1. ## Examples

Give an example or say why it is impossible:

1. A function which is discontinuous at every point of the set $\displaystyle \{\frac{1}{n}:n\in\mathbb{N}\}$ but continuous elsewhere on $\displaystyle \mathbb{R}$

I think it's possible since that set could be written as a countable union of closed sets, but I can't think of a particular example.

2. An infinite subset of [0,1] with no limit points.

I think this is impossible but I'm not sure about my reasoning - is this correct?: Any subset of [0,1] is bounded so by the Bolzano Weierstrass theorem any sequence in this subset must have a convergent subsequence, so it has a limit point.

3. A closed set whose supremum is not a limit point of this set.

not sure...

4.A power series that is absolutely convergent at only one point.
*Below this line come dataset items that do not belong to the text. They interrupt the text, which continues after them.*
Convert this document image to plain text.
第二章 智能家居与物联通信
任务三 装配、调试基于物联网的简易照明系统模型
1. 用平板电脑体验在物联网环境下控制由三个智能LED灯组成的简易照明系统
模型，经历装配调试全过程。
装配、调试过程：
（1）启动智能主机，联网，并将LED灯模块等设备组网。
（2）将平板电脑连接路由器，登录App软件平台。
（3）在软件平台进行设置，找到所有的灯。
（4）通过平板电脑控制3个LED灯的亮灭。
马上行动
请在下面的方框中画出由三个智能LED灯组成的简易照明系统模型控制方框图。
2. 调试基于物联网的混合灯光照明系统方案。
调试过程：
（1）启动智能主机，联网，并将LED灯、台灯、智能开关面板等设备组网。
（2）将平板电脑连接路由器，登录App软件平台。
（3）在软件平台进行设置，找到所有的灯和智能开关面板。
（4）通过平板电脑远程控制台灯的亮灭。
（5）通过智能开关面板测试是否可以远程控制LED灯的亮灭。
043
Probably something with the point being 0... not sure though

Thanks for any help

2. 1. Hint:
Spoiler:
$\displaystyle f(x)=\begin{cases}x&x\ne\frac1n\\[1mm]0&\mbox{otherwise}\end{cases}$

3. Hint:
Spoiler:
Any finite set that is bounded above.

4. Hint:
Spoiler:
$\displaystyle \sum_{n\,=\,1}^\infty\frac{(-1)^n}nx^n$

3. Thanks Abstractionist. Regarding your answer to question 4, is it always true that if $\displaystyle \sum a_n$ diverges, then $\displaystyle \sum a_nx^n$ also diverges, for any x besides 0? And if not, what makes your example special? Thanks again

4. Originally Posted by Aileys.
is it always true that if $\displaystyle \sum a_n$ diverges, then $\displaystyle \sum a_nx^n$ also diverges, for any x besides 0?
No. For example, $\displaystyle \sum_{n\,=\,1}^\infty\frac1n$ diverges but $\displaystyle \sum_{n\,=\,1}^\infty\frac{x^n}n$ converges for $\displaystyle -1\le x\le0.$ However, the convergence is only conditional, not absolute.

5. Ahhh OK so then is it always true that if $\displaystyle \sum a_n$ diverges then the only x for which $\displaystyle \sum a_nx^n$ converges absolutely is zero?

Also while you're here ( ) was my answer to #2 correct?